Depuis maintenant trois films, Guillermo del Toro semble s’être lancé dans une série d’hommages obséquieusement appuyés au cinéma américain classique : après la période de ses films mexicains, puis celle des films hollywoodiens (Blade II, Hellboy, Hellboy II et Pacific Rim) césurée par l’espagnol Labyrinthe de Pan, vient donc à présent celle qu’on pourra appeler la période des films « méta-hollywoodiens », qui marque l’intégration définitive du cinéaste dans l’usine à rêves – comme en témoigne la consécration obtenue aux Oscars avec La Forme de l’eau. Nightmare Alley ajoute une nouvelle pierre à cet édifice qui malheureusement ressemble surtout à un mausolée, tout en marquant une légère inflexion : si Crimson Peak se présentait comme un hommage à l’univers horrifique de la Hammer, tandis que La Forme de l’eau constituait une variation lointaine sur L’Étrange créature du lac noir de Jack Arnold, c’est à un univers cinématographique bien moins marginal pour les cinéphiles contemporains que s’attaque à présent del Toro : celui du film noir.
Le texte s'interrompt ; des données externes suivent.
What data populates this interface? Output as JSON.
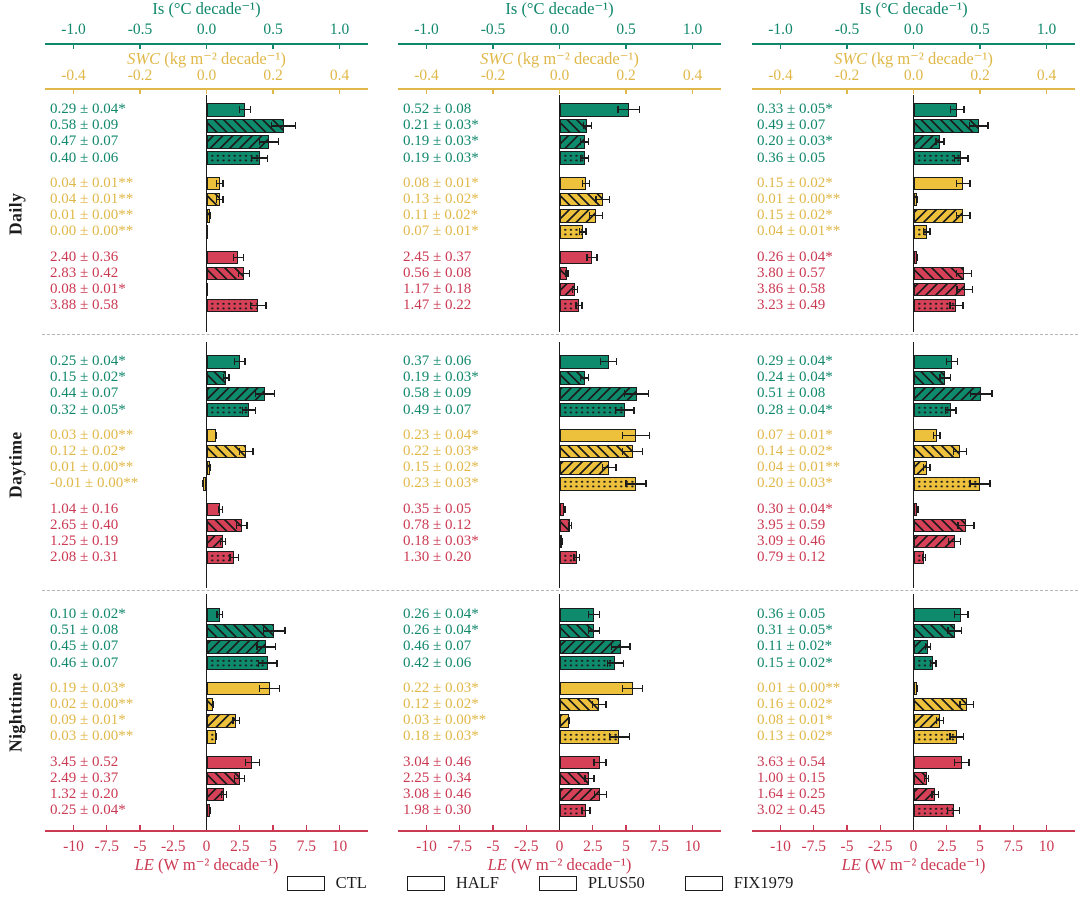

Si les contours du genre sont mouvants, Nightmare Alley puise néanmoins une grande partie de sa matière dans cet imaginaire : une « femme fatale » (Cate Blanchett, dans le rôle d’une psychanalyste), un couple de criminels en fuite, des trahisons… Le film suit la trajectoire d’un assassin du nom de Stanton Carlisle (Bradley Cooper), que l’on découvre dès le premier plan en train de commettre un parricide. Cet anti-héros va ensuite tenter de s’inventer une nouvelle vie dans le monde du spectacle. Apprenant des tours de télépathie truqués dans une fête foraine, il décide de migrer à Chicago pour faire fortune à l’aide de son nouveau talent, en emmenant avec lui la jeune Molly (Rooney Mara), rencontrée chez les forains. Pris d’hybris, il sera démasqué et retrouvera les ténèbres dont il a émergé.
La fête foraine
Nightmare Alley est le remake d’un film noir aujourd’hui méconnu : Le Charlatan (1947) d’Edmund Golding, adapté d’un roman de William Lindsay paru en 1946. Guillermo del Toro et sa coscénariste Kim Morgan se sont appuyés sur ces deux sources, sans innovations scénaristiques majeures : ce nouveau Nightmare Alley vise manifestement surtout à orchestrer la rencontre entre le film noir et l’univers esthétique cristallisé par le cinéaste dans La Forme de l’eau, à mi-chemin entre le musée du cinéma, l’aquarium et le cabinet de curiosités. L’essentiel de ce projet se joue dans la surcharge décorative et l’accumulation d’accessoires. Il n’est à ce titre pas étonnant que del Toro ait choisi de se pencher sur un scénario dont la première partie s’articule autour d’une fête foraine, tant son cinéma a toujours cultivé une dimension bateleuse. Au risque de perdre définitivement ceux que le dernier virage de Guillermo del Toro peinait à convaincre, Nightmare Alley a au moins le mérite de ne plus chercher à dissimuler son projet véritable derrière les velléités sociétales que brandissait La Forme de l’eau, pour assumer totalement son fétichisme passéiste.
Quand bien même on serait disposé à apprécier Nightmare Alley comme un modeste hommage à l’âge d’or du film noir, del Toro noie l’excitation cinéphilique qu’il pourrait susciter dans les eaux glacées d’une mise en scène aqueuse et verdâtre. Tandis que des mouvements d’appareil contribuent à embaumer les personnages dans une croisière tranquille jurant avec la noirceur recherchée par l’intrigue, l’éclairage émeraude des nombreuses scènes d’intérieur nocturnes achève de figer le film dans une esthétique vitrificatrice. De l’ensemble se dégage un esprit de propreté maniaque, manifestement convaincu que pour garder le cinéma d’antan en vie, il n’y a pas d’autre choix que de le mettre au congélateur.